All quotations are from Moschovakis' "Notes on Set Theory," 1st edition, slightly rephrased on my own.
Before my question, here I restate a proof that $|A| < |\mathcal P(A)|$ for an infinite set $A$ (the proof actually works perfectly fine for a finite set, but I just emphasize $A$ to be infinite):
"Suppose in the contrary that there is a surjection $f : A \to \mathcal P(A)$. Let $B := \{ x \in A | x∉ f(x) \}$. As $B \subset A$ and $f$ is surjective there is some $b \in A$ such that $f(b) = B$. If $b \in B$ then (just playing around with definitions) $b ∉ B$ a contradiction. Similarly, $b ∉ B$ implies $b \in B$, again a contradiction."
I skipped some details as they are quite elementary.

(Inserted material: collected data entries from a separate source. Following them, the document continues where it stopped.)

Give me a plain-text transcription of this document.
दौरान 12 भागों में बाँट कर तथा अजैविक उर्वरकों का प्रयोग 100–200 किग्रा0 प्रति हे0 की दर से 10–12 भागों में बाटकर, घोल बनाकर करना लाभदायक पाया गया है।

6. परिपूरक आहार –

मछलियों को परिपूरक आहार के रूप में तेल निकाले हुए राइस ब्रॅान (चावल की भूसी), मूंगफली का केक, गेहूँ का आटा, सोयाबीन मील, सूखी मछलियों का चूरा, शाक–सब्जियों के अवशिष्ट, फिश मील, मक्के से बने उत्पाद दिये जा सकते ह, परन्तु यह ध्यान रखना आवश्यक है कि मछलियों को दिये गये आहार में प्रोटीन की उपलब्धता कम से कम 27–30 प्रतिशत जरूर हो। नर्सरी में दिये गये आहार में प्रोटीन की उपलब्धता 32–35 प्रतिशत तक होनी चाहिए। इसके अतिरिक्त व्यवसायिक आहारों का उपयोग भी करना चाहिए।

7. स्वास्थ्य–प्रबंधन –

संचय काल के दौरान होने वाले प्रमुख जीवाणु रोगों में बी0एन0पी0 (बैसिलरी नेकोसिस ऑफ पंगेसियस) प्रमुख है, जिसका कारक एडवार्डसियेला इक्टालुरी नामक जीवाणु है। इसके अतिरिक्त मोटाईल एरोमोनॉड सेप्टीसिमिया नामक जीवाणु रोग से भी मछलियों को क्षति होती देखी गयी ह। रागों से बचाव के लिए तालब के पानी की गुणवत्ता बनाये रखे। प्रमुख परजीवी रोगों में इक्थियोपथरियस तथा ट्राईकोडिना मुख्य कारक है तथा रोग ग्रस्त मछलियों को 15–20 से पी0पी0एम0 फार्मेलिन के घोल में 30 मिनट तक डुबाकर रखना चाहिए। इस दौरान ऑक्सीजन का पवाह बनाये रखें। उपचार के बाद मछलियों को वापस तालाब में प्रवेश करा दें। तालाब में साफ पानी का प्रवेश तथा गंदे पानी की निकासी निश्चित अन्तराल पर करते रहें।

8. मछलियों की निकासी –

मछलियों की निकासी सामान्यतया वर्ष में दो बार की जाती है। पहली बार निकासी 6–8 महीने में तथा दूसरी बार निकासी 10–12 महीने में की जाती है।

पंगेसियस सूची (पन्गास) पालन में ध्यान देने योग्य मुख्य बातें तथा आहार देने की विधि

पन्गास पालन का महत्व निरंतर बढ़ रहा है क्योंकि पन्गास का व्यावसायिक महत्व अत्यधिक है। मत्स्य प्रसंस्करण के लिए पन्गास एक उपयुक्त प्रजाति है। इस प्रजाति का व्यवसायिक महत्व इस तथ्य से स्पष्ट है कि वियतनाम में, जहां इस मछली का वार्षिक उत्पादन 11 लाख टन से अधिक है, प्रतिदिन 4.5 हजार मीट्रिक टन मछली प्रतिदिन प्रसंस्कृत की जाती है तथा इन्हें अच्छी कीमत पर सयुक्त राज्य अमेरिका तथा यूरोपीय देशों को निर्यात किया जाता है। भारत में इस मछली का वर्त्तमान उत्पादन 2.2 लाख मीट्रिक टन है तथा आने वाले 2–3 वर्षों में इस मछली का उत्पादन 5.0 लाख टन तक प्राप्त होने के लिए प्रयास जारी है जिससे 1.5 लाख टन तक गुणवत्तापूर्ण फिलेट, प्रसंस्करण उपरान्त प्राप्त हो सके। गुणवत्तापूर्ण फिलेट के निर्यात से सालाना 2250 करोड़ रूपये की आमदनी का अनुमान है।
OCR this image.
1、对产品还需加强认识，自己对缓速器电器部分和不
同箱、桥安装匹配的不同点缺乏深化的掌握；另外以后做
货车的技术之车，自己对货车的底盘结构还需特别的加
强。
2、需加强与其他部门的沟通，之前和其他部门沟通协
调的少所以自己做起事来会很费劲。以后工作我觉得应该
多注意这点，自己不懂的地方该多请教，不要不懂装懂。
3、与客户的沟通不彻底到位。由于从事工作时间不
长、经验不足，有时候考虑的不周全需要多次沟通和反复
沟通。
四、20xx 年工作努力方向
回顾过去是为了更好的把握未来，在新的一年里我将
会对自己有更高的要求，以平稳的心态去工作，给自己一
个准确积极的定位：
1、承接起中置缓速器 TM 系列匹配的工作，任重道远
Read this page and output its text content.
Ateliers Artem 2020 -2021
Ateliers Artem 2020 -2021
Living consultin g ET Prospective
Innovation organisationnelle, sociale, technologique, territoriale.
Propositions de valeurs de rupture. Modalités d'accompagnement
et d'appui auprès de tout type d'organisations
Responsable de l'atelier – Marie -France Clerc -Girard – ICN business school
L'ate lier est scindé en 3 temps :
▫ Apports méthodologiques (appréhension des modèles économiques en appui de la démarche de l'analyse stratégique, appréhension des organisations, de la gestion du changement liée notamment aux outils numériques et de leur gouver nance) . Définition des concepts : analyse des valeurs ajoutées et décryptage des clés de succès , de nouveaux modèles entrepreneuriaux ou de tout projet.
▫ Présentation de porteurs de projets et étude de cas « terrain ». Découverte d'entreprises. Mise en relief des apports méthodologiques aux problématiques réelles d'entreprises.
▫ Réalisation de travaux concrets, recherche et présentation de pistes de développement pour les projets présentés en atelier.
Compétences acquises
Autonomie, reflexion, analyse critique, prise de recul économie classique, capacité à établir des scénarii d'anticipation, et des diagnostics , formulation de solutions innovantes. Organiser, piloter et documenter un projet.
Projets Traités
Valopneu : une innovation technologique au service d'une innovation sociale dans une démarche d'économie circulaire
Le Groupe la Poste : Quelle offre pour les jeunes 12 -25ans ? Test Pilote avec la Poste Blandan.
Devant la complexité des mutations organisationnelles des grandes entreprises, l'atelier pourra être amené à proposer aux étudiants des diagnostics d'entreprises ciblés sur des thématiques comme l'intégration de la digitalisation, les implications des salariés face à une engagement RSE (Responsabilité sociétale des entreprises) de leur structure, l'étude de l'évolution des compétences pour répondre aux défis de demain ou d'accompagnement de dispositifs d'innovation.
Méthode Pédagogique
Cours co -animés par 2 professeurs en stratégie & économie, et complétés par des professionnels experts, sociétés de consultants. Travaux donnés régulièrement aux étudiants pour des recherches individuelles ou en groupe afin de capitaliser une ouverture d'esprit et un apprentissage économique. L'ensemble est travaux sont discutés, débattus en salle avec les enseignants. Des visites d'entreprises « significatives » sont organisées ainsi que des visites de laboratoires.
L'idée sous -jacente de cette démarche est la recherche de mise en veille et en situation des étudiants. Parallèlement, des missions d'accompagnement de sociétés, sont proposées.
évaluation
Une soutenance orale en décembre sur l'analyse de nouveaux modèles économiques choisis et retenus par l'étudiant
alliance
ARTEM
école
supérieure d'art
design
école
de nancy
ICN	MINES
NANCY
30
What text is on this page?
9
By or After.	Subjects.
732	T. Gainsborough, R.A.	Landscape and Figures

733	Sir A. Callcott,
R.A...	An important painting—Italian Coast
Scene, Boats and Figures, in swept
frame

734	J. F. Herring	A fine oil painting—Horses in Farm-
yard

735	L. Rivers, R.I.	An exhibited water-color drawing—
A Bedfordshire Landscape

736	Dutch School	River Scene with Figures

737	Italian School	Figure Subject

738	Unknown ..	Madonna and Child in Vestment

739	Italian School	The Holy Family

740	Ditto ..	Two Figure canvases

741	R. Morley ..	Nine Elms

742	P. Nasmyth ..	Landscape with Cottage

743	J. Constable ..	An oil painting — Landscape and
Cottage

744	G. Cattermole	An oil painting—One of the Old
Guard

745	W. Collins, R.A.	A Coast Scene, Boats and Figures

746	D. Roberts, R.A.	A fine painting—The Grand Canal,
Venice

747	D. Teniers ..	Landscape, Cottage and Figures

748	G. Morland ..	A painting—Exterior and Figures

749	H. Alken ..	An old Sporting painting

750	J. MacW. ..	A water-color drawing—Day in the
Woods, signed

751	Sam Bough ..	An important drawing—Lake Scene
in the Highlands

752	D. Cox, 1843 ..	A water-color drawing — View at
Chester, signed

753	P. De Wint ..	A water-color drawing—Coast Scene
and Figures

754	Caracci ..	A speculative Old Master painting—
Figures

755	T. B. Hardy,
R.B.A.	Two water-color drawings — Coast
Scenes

I completely get the proof, but I am having trouble understanding the remark following this proof:
"A careful examination will reveal that this proof is a fairly straightforward generalization of the diagonal method of proof by which Cantor showed thay the set of infinite binary sequences is uncountable."
Here is my question:
How is the above proof a generalization of Cantor's diagonal method?
You can imagine infinite binary sequences are just representing whether element $i$ is in a set: (So for the sequence starting with 00100..., 0 and 1 are not in the set, 2 is in the set 3 is not and so on.)
Now, Cantor's argument is that you start from $i=0$, flip the $i$th bit, increment $i$, repeat, and now concatenate those bits. This element is not mapped by any $i$ (since it disagrees on some bit), so contradiction.
Now, look at what the concatenated string represents: it has 1 in locations where $i$ mapped to a string with 0 at index $i$ and 0 otherwise. But what does mapping to a string with 0 at index $i$ mean in set notation? That $f(i)$ did not contain $i$. So, you essentially constructed the set $B$ in your question. The contradiction follows similarly (replace 0 and 1 by "if it didnt belong, it now belongs; if it did, then it now doesn't).
Let me try to simplify the argument in a more step-by-step approach:
1) Every infinite binary string can be viewed as a member of the power set of the integers, with 1 representing belonging in the set.
2) Cantor's diagonal argument goes through each string $i$ and flips the $i$th bit: in set notation this corresponds to changing the membership of the $i$th bit on the domain.
3) In the diagonal argument, then you concatenate these new bits; if you check the new string in set notation, you just created the set $B$ in your question since if in the $i$th spot this new string has a $1$, that means originally it mapped to a string that had a $0$ on that spot, i.e. it was an element that didn't map to a set that contained itself (and converse is the same).
4) You know that noone maps to this string because this string is different from all the other strings. This is now similar to why $B$ is not mapped as well by the step (3) argument; if it mapped to itself, it would have had a 1 on spot $i$ but now it has a 0 on that spot (and the converse).